Populations are not homogeneous, with mortality rates strongly influenced by factors such as age, co-morbidities and vitamin D deficiency. It is not implausible that inhomogeneities extend to each step in the SIR model, with the observed curves being combinations from sub-populations with different susceptibilities (alpha) and different recovery rates (beta), and with their respective patient zeros appearing at different times. This entails that model parameters are averaged and may vary over time. If such effects were sufficiently large, then the resulting errors would eventually generate a signal that the minimal SIR model could not accommodate.

From a modeling perspective, if a strong signal for a new feature, such as a second wave, appeared in the country death statistics, it should in principle be possible to add a (minimal) number of further sub-populations and parameters to the minimal SIR model to develop a more refined effective theory. Such an approach could be complementary to other detailed epidemiological studies by flagging up their possible contamination by model artefacts.

We can compare the simple SIR model with the findings of Ferguson et al. in an accelerated article published online on June 8th in Nature. The article seeks to estimate the effects of non-pharmaceutical (i.e. governmental) interventions on COVID-19 in Europe and the model described therein incorporates many prior assumptions about the structure and development of the epidemic, along with the key assumption of a high infection-fatality rate. The article concludes that the interventions in Europe implemented during March had a very significant and immediate impact in reducing R and that, absent such interventions, the potential fatalities by May 4th would have been around 0.9% of country populations, or about 500,000 in the UK. The article warns about consequent risks of relaxing lockdowns.

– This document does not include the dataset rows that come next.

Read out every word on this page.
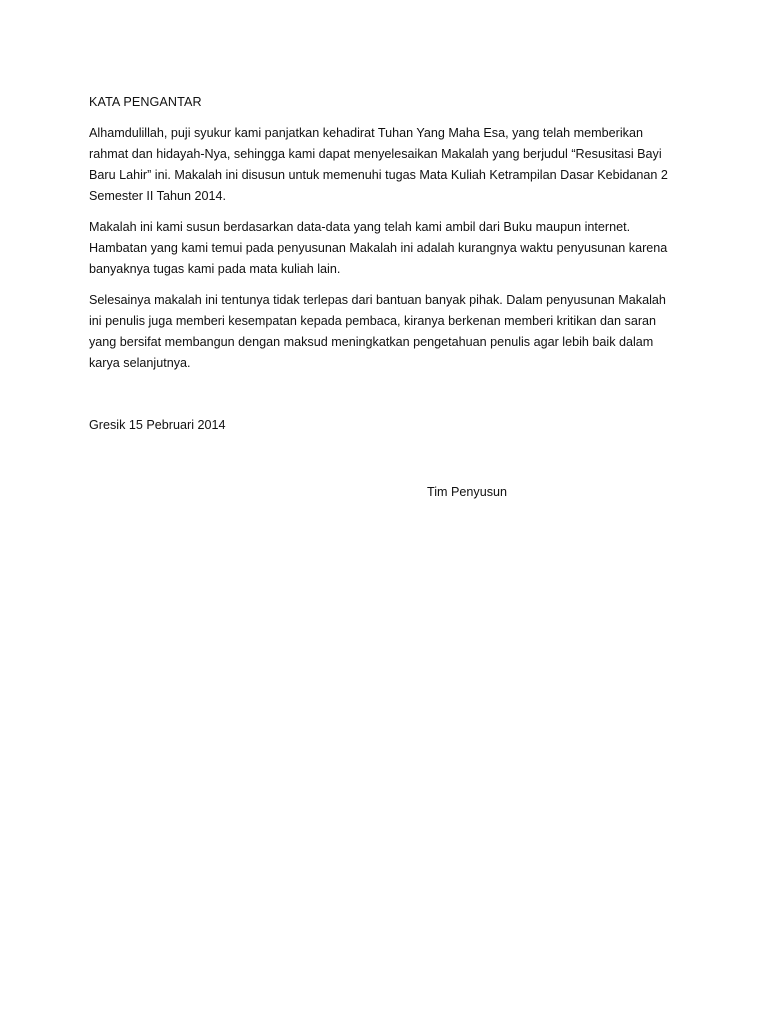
KATA PENGANTAR
Alhamdulillah, puji syukur kami panjatkan kehadirat Tuhan Yang Maha Esa, yang telah memberikan
rahmat dan hidayah-Nya, sehingga kami dapat menyelesaikan Makalah yang berjudul “Resusitasi Bayi
Baru Lahir” ini. Makalah ini disusun untuk memenuhi tugas Mata Kuliah Ketrampilan Dasar Kebidanan 2
Semester II Tahun 2014.
Makalah ini kami susun berdasarkan data-data yang telah kami ambil dari Buku maupun internet.
Hambatan yang kami temui pada penyusunan Makalah ini adalah kurangnya waktu penyusunan karena
banyaknya tugas kami pada mata kuliah lain.
Selesainya makalah ini tentunya tidak terlepas dari bantuan banyak pihak. Dalam penyusunan Makalah
ini penulis juga memberi kesempatan kepada pembaca, kiranya berkenan memberi kritikan dan saran
yang bersifat membangun dengan maksud meningkatkan pengetahuan penulis agar lebih baik dalam
karya selanjutnya.
Gresik 15 Pebruari 2014
Tim Penyusun
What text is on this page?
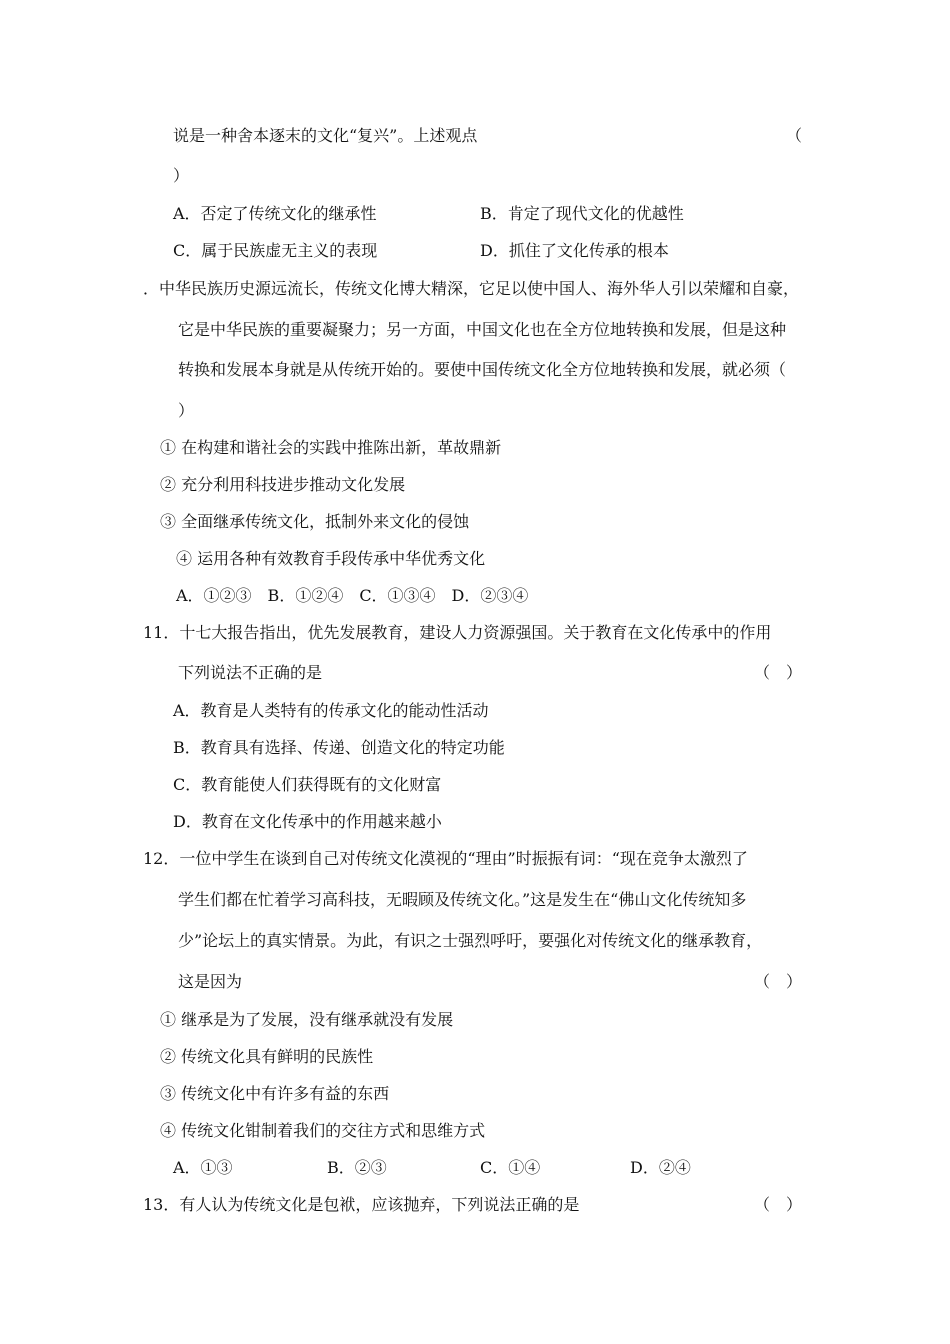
说是一种舍本逐末的文化“复兴”。上述观点	（
）
A．否定了传统文化的继承性	B．肯定了现代文化的优越性
C．属于民族虚无主义的表现	D．抓住了文化传承的根本
．中华民族历史源远流长，传统文化博大精深，它足以使中国人、海外华人引以荣耀和自豪，
它是中华民族的重要凝聚力；另一方面，中国文化也在全方位地转换和发展，但是这种
转换和发展本身就是从传统开始的。要使中国传统文化全方位地转换和发展，就必须（
）
① 在构建和谐社会的实践中推陈出新，革故鼎新
② 充分利用科技进步推动文化发展
③ 全面继承传统文化，抵制外来文化的侵蚀
④ 运用各种有效教育手段传承中华优秀文化
A．①②③　B．①②④　C．①③④　D．②③④
11．十七大报告指出，优先发展教育，建设人力资源强国。关于教育在文化传承中的作用
下列说法不正确的是	（　）
A．教育是人类特有的传承文化的能动性活动
B．教育具有选择、传递、创造文化的特定功能
C．教育能使人们获得既有的文化财富
D．教育在文化传承中的作用越来越小
12．一位中学生在谈到自己对传统文化漠视的“理由”时振振有词：“现在竞争太激烈了
学生们都在忙着学习高科技，无暇顾及传统文化。”这是发生在“佛山文化传统知多
少”论坛上的真实情景。为此，有识之士强烈呼吁，要强化对传统文化的继承教育，
这是因为	（　）
① 继承是为了发展，没有继承就没有发展
② 传统文化具有鲜明的民族性
③ 传统文化中有许多有益的东西
④ 传统文化钳制着我们的交往方式和思维方式
A．①③	B．②③	C．①④	D．②④
13．有人认为传统文化是包袱，应该抛弃，下列说法正确的是	（　）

The simple SIR model herein demonstrates, however, that it is not necessary to assume a high infection fatality rate, and that the epidemic progress could be explained equally well by assuming no net impact from government interventions, along with the assumption that the potentially fatally susceptible populations are an order of 10 times smaller (as in Table 1). In support of such an interpretation, it could be pointed out (with hindsight) that not all government interventions have been helpful. For example, policies of keeping elderly infected patients in care homes may plausibly have had the effect of exacerbating the well-documented concentration of deaths in care homes across Europe.

Furthermore, countries across Europe have been easing their lockdowns since May 4th and, if only 10% of susceptible populations had been exposed to Covid, the potential for a subsequent sizeable second wave would be significant. However, no such signal has appeared amongst the fatality statistics to date. This in turn undermines the claims of the UK government to be “following the science” when it persists with a lockdown and introduces travel quarantine measures (that would normally be associated with the early stages of an epidemic) at a time when a straightforward epidemiological analysis of the data indicates that the epidemic is substantially over.

Figure 1. The orange data points are cumulative deaths, as reported daily by Worldometer, starting from the first recorded death until June 7th, 2020. The solid curves represent the minimal SIR model. Calculations carried out using Mathematica.

Figure 2. The three SIR model sub-populations are Susceptible (blue), Infected (orange) and Resolved (green). The vertical scale counts cumulative deaths. The horizontal scale counts days from the first recorded death, with the vertical red line indicating the most recent data (June 7th, 2020). Calculations carried out using Mathematica.

Figure 3. Epidemiological R. The horizontal scale counts days from the first recorded death, with the vertical red line indicating the most recent data (June 7th, 2020). Calculations carried out using Mathematica.

Dr Rudolph Kalveks is a retired executive. His PhD was in theoretical physics.